Aku menutup tirai dengan keras, berharap tidak ada yang memperhatikan.
“Roxy,” kataku, lebih keras dari yang kumaksudkan. “Nyalakan TV.”
“Ini bukan waktunya untuk nonton ESPN,” bentaknya.
“Aku tidak peduli dengan Giants,” kataku. “Aku ingin lihat berita.”
“Oh,” bisik Ronan, sebagian rasa takutnya akhirnya mereda.
“Ronan.”
Tidak ada jawaban.
“Ronan.”
Dia menjauh dari ibunya, gemetar.
“Periksa jendela belakang. Kalau tidak ada apa-apa, pastikan pintunya terkunci.”
Halaman belakang kami sangat kecil. Seukuran kamar mandi. Aman kalau pintunya kuat.
Dia menatapku seolah aku telah mengkhianatinya.
“Oh, demi Tuhan. Aku akan melakukannya.”
Rasa lega terpancar di wajahnya.
Aku membutuhkannya untuk tenang. Aku akan membutuhkan mereka berdua untuk tenang.
Aku mengintip melalui pintu ganda. Belum ada jeruji. Satu hal lagi yang tidak mampu kami beli.
Dan di luar, orang-orang mati terus berjalan.
“Oh, sial,” gumamku. Aku bisa melihat pintunya terbuka.
Tak apa. aku harus melakukannya… kan? Meskipun jika aku mati hanya dengan memakai handuk, aku akan celaka.
Aku bisa langsung tahu bahwa teras belakang kami yang kecil itu tidak ada pengunjung yang tidak ramah. Tapi aku tidak bisa memastikan, dari posisiku saat ini, apakah ada sesuatu—atau seseorang—di balik pintu itu. Itu hanya gerbang pagar kayu, dan aku tidak punya kekuatan super untuk melihat menembusnya.
Aku membuka salah satu pintu Prancis dan langsung menyesalinya. Bau yang tercium sangat busuk, seperti susu asam bercampur dengan … brokoli kukus (yang kubenci) dan kotoran, semuanya dikocok rata.
Mayat hidup tidak ada di halaman belakangku, tapi mereka dekat.
Kalau mereka masuk melalui pintu sekarang, ceritaku ini akan menjadi cerpen. Handukku akan tersangkut di semacam deskripsi yang tidak berguna untuk menutup pintu.
Aku bahkan tidak akan berhenti untuk mengambilnya. Entah kenapa, rasanya lebih mulia mati telanjang seperti orang biadab daripada dengan handuk melilit di pinggangku.
Aku bergerak secepat mungkin ketika itu terjadi.
Aku merasakan sesuatu yang hangat dan lembut terinjak di bawah kaki kananku.
Pikiran pertamaku adalah OTAK, tetapi kemudian bau kotoran anjing segar yang tak salah lagi mencapai hidungku. Aku harus berjuang keras melawan rasa jijik yang melonjak dalam diriku. Aku ingin muntah, tetapi aku terus berjalan.
Aku dua langkah dari pintu ketika aku mendengar suara gesekan kaki yang khas. Apakah mereka tertarik oleh bau kotoran, atau mereka sudah dekat?
Aku membenturkan diriku ke pintu, mencari tumpuan untuk rasa panik yang semakin meningkat, berusaha mati-matian untuk mengamankan rumah.

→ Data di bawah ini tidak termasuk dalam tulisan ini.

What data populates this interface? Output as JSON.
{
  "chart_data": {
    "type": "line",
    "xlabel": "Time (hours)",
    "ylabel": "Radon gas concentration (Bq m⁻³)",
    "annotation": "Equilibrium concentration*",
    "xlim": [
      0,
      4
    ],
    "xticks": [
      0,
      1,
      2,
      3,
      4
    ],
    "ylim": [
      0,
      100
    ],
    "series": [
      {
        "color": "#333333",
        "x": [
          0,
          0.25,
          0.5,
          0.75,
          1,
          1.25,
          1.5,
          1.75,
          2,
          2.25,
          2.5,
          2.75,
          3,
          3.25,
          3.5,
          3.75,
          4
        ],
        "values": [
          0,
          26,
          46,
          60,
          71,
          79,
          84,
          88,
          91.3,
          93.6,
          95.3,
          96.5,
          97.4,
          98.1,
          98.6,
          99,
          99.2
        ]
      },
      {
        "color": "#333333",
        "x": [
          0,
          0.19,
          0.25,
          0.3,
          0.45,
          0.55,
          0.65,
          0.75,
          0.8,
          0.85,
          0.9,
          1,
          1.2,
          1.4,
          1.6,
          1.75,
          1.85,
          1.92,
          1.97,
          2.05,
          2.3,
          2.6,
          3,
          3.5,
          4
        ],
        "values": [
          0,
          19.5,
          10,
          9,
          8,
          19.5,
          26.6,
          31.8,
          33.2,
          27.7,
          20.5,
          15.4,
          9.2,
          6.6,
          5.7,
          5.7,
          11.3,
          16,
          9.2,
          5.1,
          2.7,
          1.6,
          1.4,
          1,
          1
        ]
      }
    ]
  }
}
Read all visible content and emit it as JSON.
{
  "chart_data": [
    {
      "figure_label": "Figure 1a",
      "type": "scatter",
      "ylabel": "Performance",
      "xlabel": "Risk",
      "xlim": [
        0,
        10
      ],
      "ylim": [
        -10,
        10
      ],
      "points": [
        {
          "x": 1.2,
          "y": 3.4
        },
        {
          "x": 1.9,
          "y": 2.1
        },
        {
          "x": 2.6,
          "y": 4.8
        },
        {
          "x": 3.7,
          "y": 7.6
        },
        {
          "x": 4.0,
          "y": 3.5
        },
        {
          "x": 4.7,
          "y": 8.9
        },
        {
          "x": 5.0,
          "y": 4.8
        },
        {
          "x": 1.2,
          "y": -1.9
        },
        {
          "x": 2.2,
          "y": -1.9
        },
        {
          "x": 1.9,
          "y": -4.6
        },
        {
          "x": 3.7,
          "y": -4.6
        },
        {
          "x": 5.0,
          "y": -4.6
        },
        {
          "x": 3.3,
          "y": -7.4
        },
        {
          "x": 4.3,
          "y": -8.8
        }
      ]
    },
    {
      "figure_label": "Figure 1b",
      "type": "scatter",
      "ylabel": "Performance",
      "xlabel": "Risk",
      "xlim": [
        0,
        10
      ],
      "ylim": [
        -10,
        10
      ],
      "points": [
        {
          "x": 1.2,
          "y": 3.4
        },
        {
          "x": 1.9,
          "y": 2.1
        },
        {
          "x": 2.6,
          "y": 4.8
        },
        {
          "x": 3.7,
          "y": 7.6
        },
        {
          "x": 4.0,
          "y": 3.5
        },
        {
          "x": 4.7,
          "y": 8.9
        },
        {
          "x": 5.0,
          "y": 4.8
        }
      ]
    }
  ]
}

Kau tahu ketika kau melihat hal-hal seperti ini di film. Penonton selalu mengatakan sesuatu seperti, "Oh, ayolah, tutup saja pintunya. Apa susahnya, sih?"
Nah, aku bilang padamu.
Ketika jantungmu berdebar kencang seperti palu dan lenganmu gemetar seperti berada di titik nol patahan San Andreas saat gempa besar terjadi, itu sangat sulit.
Aku merasakan benturan, seolah-olah sesuatu—atau seseorang—mendorong pintu dari sisi lain.
Itu bukan usaha yang keras, yang bagus. Kalau tidak, aku mungkin akan langsung melompat dan berlari sambil berteriak ke dalam rumah. Itu adalah dorongan yang menggerakkan pintu sekitar enam inci ke arahku.
Aku mendorong balik begitu keras hingga hampir membuat pintu menembus sekat, yang jelas akan menyebabkan banyak masalah.
Aku berhasil mengunci pintu, tetapi aku tidak berlama-lama untuk menikmati kemenanganku.
“Bronski, sini!” teriak istriku.
Astaga, pikirku, apakah dia tidak menyadari aku hampir mati di sini?
Ya, aku agak berlebihan, tetapi kurasa aku punya alasan yang valid.
Aku hendak bertanya padanya “apa” ketika dia menunjuk ke televisi.